With any luck, Colorado next year could join a growing list of states that have taken redistricting for Congress and the legislature out of the hands of partisan activists and their lawyers and put it with nonpartisan experts who draw competitive boundaries acceptable to the fair-minded everywhere. Goodbye gerrymandering — that centuries-old practice of rigging the political game by drawing district lines that guarantee single-party dominance. Every decade after the latest federal census, the two parties in Colorado lock horns in a contest to dominate and distort the redrawing of political maps. To halt this spectacle, a bipartisan group that includes former governors, secretaries of state, and speakers of the House released a ballot proposal this week that would create a 12-person redistricting commission comprised of four Republicans, four Democrats and four unaffiliated members.

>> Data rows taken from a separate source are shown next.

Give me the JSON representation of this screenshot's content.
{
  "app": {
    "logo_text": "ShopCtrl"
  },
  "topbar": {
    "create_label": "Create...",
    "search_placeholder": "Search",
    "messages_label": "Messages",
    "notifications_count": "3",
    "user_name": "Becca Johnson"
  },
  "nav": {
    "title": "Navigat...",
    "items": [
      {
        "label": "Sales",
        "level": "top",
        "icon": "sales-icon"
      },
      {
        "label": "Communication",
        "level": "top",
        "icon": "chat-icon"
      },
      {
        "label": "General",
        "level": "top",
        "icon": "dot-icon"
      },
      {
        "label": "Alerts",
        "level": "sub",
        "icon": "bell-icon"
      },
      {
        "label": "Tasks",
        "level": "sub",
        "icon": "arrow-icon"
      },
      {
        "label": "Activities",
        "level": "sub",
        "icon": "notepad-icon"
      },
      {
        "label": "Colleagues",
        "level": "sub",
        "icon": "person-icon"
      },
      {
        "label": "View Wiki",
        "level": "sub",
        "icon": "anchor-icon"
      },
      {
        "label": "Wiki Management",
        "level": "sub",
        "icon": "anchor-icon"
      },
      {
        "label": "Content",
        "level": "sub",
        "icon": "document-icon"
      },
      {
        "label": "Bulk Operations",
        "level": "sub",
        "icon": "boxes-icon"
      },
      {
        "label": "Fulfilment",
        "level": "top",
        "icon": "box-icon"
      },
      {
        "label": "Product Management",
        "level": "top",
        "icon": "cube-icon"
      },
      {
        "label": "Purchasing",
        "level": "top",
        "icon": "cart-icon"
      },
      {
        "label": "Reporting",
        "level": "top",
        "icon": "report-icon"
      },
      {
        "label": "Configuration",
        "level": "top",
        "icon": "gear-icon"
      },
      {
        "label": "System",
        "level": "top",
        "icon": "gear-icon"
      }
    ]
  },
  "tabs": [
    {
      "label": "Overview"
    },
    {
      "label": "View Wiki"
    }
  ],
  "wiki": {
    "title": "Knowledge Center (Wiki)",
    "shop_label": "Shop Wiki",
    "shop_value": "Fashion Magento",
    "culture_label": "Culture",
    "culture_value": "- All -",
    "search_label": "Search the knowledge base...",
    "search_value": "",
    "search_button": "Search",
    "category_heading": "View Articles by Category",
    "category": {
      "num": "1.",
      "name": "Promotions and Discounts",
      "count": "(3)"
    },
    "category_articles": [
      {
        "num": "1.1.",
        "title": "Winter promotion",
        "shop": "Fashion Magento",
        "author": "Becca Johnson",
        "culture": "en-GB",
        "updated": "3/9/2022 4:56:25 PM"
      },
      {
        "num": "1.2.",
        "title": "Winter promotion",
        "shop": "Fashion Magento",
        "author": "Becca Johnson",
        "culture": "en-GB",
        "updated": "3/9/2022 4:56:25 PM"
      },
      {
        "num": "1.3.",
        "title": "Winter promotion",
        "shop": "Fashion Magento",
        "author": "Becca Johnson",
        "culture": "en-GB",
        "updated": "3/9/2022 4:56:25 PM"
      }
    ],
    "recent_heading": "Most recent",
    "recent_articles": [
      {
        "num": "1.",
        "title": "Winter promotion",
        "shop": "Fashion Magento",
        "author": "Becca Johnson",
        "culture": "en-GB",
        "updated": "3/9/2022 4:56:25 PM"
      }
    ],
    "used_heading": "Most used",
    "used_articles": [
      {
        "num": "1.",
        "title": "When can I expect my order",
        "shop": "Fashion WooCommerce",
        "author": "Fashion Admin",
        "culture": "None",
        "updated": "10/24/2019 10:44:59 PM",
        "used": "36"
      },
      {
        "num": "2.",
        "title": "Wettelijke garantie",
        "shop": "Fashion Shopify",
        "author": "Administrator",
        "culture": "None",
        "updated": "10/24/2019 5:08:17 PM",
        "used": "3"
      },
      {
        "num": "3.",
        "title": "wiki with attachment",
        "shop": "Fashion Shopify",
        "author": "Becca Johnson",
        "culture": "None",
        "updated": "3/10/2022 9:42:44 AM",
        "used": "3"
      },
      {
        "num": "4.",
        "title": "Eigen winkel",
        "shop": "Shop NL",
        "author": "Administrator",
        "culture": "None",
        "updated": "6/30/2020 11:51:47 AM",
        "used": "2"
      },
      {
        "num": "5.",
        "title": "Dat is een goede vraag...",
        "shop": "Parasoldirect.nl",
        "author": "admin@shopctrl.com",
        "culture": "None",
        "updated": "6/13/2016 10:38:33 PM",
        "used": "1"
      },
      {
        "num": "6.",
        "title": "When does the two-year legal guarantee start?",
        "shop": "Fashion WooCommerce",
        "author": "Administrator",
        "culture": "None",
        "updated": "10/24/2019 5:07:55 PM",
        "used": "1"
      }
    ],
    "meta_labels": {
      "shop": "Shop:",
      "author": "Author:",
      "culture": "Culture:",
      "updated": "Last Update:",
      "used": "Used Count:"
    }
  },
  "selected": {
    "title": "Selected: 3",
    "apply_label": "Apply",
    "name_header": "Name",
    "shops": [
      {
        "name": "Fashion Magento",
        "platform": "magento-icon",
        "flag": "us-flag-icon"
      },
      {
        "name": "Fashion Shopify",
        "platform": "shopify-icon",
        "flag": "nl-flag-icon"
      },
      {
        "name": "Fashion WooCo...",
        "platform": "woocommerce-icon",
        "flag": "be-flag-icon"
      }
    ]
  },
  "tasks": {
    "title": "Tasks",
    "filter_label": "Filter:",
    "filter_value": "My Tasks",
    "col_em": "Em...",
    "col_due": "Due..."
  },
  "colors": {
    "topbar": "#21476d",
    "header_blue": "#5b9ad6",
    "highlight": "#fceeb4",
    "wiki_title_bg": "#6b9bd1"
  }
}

Florida: Redistricting challenger file six new maps with variations on Miami and Tampa Bay | Tampa Bay Times

Leon County Circuit Court Judge George Reynolds was handed seven options for drawing the Senate maps on Wednesday, giving him the opportunity to be the “seamstress” he suggested might be needed to stitch together various pieces of the proposals. Six of the proposed maps come from challengers to the lawsuit, a coalition of voters and voting groups led by the League of Women Voters. Each of their proposals is a modification of what they presented to Florida Senate during the special redistricting session that ended two weeks ago but the variations offer the judge a menu of options to two district areas: Miami Dade County and Tampa Bay. The variations between the maps boil down to whether they create a fourth Hispanic district in Miami Dade County, or leave it at three, and whether they cross Tampa Bay to create an African American-majority district in Hillsborough.

Editorials: A Sacramento consultant, the Florida court, and control of Congress | Dan Morain/The Sacramento Bee

Charlie Crist, the ex-Republican, ex-governor and current Democrat from Florida, was working the crowd at the St. Petersburg Yacht Club last week and running for Congress. He didn’t know it, but Sacramento campaign consultant Steve Smith helped open his path to a comeback. I happened to be in the room as the well-tanned politician schmoozed. Political junkie that I am, I introduced myself. Good politician that he is, he treated me like a confidant and dished a little about one of his old rivals, Marco Rubio. Crist was elected Florida governor as a Republican in 2006, lost the U.S. Senate race to Rubio as an independent in 2010, endorsed Barack Obama’s re-election in 2012, and as a Democrat failed to unseat his successor, the climate change-denying Gov. Rick Scott, last year. Although the election is a year away, Crist is said to be the front-runner in the race for Florida’s 13th Congressional District, which encompasses St. Petersburg, where he has a waterfront condo. The reason has everything to do with a topic that Californians have come to know well: redistricting intended to make congressional lines less partisan.

Indiana: A new study committee set to make a fair Redistricting | WLFI

A new study committee will change the way districts are drawn in Indiana by 2021, aiming to make the lines more fair by the next redistricting. Patsy Hoyer with the League of Women Voters says current districts in Indiana are drawn in an imbalanced way. “If you look at the map of how the districts are laid out it makes you wonder, a few of them, well how did that get defined?” said Hoyer. With redistricting necessary based on the 2010 Census results, Hoyer hopes lawmakers take action to stop gerrymandering.